Diesen globalen Merker muß man nicht an Bausteine übergeben (kann aber).

Gruß
Harald


----------



## anne (16 Juni 2010)

Ok, vielen Dank Harald.

Die Bezeichnung "ZYKLUS1" stammt von der *Symboltabelle*, richtig?


----------



## ssound1de (16 Juni 2010)

anne schrieb:


> Die Bezeichnung "ZYKLUS1" stammt von der *Symboltabelle*, richtig?


 
Ja. Wenn "symbolische Anzeige" ausgeschaltet wäre, würde an dieser Stelle der entsprechende Operand stehen (war hier ja M0.2).
Merker sind im System fest deklariert und global verwendbar.


----------



## JesperMP (16 Juni 2010)

Frage:
Wird OB1_SCAN_1 auch nach ein Warmstart auf "1" gesetzt ?

Der Kommentar zu OB1_SCAN_1 sagt "_1 (Cold restart scan 1 of OB 1), 3 (Scan 2-n of OB 1)_".

Ich will das ich eine 1st_scan bit habe der aktiv ist nach ein Warmstart (*).
Dazu verwende ich heute OB100, aber überlege ob OB1_SCAN_1 besser/einfacher wäre.

*: Grund ist, wenn ich ein Program komplett geladen habe, und ich diverse Initialwerten setzen will durch den "1st_scan" bit, wird ein Warmstart durchgeführt, kein Kaltstart.


----------



## PN/DP (16 Juni 2010)

JesperMP schrieb:


> Frage:
> Wird OB1_SCAN_1 auch nach ein Warmstart auf "1" gesetzt ?


OB1_SCAN_1 kann folgende Werte haben (siehe Step7-OB1-Hilfe oder Referenzhandbuch S7-300/400 System- und Standardfunktionen):
• B#16#01: *Abschluß des Neustarts (Warmstarts)*
• B#16#02: Abschluß des Wiederanlaufs
• B#16#03: *Abschluß des freien Zyklus*
• B#16#04: Abschluß des Kaltstarts
• B#16#05: Erster OB1-Zyklus der neuen Master-CPU nach Master-Reserve-Umschaltung und STOP des bisherigen Masters

Bei den meisten S7-300 CPU kommen nur die Werte B#16#01 im ersten Zyklus und alle weiteren Zyklen B#16#03 vor.

Die anderen Werte kommen nur bei CPU vor, die die entsprechende Anlaufart unterstützen:
(siehe: Zielsystem > Baugruppenzustand > Leistungsdaten > Organisationsbausteine)
• *Wiederanlauf* können nur S7-400 (nicht S7-300 und nicht S7-400H)
• *Kaltstart* können nur CPU318-2 und S7-400 (und eventuell alte S7-300 ???)

Was ist der Unterschied zwischen Neustart (Warmstart), Kaltstart und Wiederanlauf bei einer S7-400 CPU?



JesperMP schrieb:


> Ich will das ich eine 1st_scan bit habe der aktiv ist nach ein Warmstart (*).
> Dazu verwende ich heute OB100, aber überlege ob OB1_SCAN_1 besser/einfacher wäre.


Ich finde die Anwendung eines 1st_scan bit übersichtlicher, weil ich den direkt in einem Netzwerk verknüpfen kann.
Wenn aber sehr viel zu initialisieren ist, dann könnte der Einsatz des OB100 besser sein.
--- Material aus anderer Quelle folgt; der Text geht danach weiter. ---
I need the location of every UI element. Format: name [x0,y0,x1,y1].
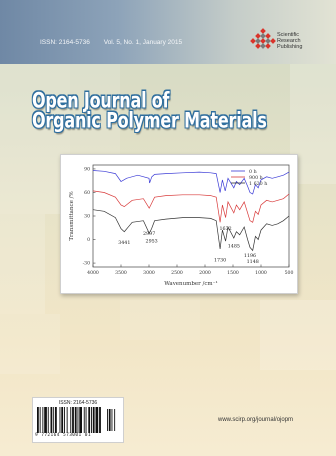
y-tick-label: 60 [84,190,90,196]
barcode-bar [77,407,79,433]
barcode-bar [91,407,92,433]
peak-label: 3441 [118,240,130,246]
barcode-issn: ISSN: 2164-5736 [58,400,98,406]
legend-label-2: 1 620 h [249,181,267,187]
x-tick-label: 3500 [115,270,127,276]
y-tick-label: 90 [84,167,90,173]
barcode-bar [88,407,91,433]
issn-text: ISSN: 2164-5736 [40,39,90,46]
volume-text: Vol. 5, No. 1, January 2015 [103,39,183,46]
barcode-bar [37,407,39,433]
peak-label: 1730 [214,258,226,264]
barcode-bar [70,407,72,433]
publisher-line-1: Scientific [277,32,300,38]
series-line-0 [92,170,290,195]
legend-label-0: 0 h [249,169,257,175]
legend-label-1: 900 h [249,175,263,181]
barcode-bar [74,407,77,433]
barcode-bar [92,407,95,433]
issue-info: ISSN: 2164-5736 Vol. 5, No. 1, January 2… [40,39,194,46]
barcode-addon-bar [114,409,116,431]
barcode-bar [50,407,53,433]
barcode-bar [72,407,74,433]
barcode-bar [53,407,55,433]
peak-label: 1148 [247,259,259,265]
barcode-bar [61,407,64,433]
peak-label: 2953 [146,239,158,245]
barcode-image [37,407,116,433]
journal-title-line-2: Organic Polymer Materials [32,107,267,133]
barcode-panel: ISSN: 2164-5736 9 772164 573001 01 [32,397,124,443]
barcode-bar [83,407,85,433]
barcode-bar [47,407,49,433]
x-tick-label: 2500 [171,270,183,276]
barcode-bar [55,407,57,433]
publisher-logo: Scientific Research Publishing [250,28,330,52]
barcode-bar [39,407,41,433]
y-tick-label: -30 [83,261,90,267]
y-tick-label: 30 [84,214,90,220]
barcode-digits: 9 772164 573001 01 [35,433,91,438]
publisher-line-2: Research [277,38,301,44]
peak-label: 1632 [219,226,231,232]
barcode-addon-bar [107,409,108,431]
barcode-addon-bar [108,409,111,431]
x-tick-label: 1500 [227,270,239,276]
ftir-chart-svg: 4000 3500 3000 2500 2000 1500 1000 500 -30 0 30 60 9… [69,164,294,287]
peak-label: 1196 [244,253,256,259]
journal-url: www.scirp.org/journal/ojopm [218,417,294,423]
peak-label: 2997 [143,231,155,237]
publisher-line-3: Publishing [277,44,303,50]
x-tick-label: 2000 [199,270,211,276]
peak-label: 1485 [228,243,240,249]
header-band [0,0,336,64]
barcode-bar [42,407,44,433]
journal-title-line-1: Open Journal of [32,87,170,113]
barcode-bar [44,407,47,433]
publisher-name: Scientific Research Publishing [277,32,329,50]
y-axis-label: Transmittance /% [69,191,75,240]
barcode-bar [85,407,87,433]
barcode-bar [95,407,99,433]
barcode-bar [64,407,65,433]
barcode-bar [66,407,68,433]
x-tick-label: 1000 [255,270,267,276]
x-axis-label: Wavenumber /cm⁻¹ [164,280,218,287]
barcode-bar [59,407,61,433]
x-tick-label: 4000 [87,270,99,276]
ftir-chart: 4000 3500 3000 2500 2000 1500 1000 500 -30 0 30 60 9… [60,154,298,294]
scirp-diamond-icon [250,28,276,49]
x-tick-label: 3000 [143,270,155,276]
barcode-addon-bar [111,409,113,431]
barcode-bar [79,407,82,433]
y-tick-label: 0 [87,237,90,243]
series-line-1 [92,190,290,223]
series-line-2 [92,209,290,252]
x-tick-label: 500 [285,270,294,276]
barcode-bar [99,407,101,433]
Ich glaube, da läuft die 
Zykluszeit-Überwachung noch nicht (finde aber jetzt keine Quelle dazu).

Gruß
Harald


----------



## JesperMP (16 Juni 2010)

Aha.

Aus der Kommentar für OB1_SCAN_1 in der Standard Bibliotek: "_1 (*Cold restart* scan 1 of OB 1), 3 (Scan 2-n of OB 1)_".

Aus der online Hilfe: "_B#16#01: completion of a *warm restart*_" und "_B#16#04: completion of a cold restart_".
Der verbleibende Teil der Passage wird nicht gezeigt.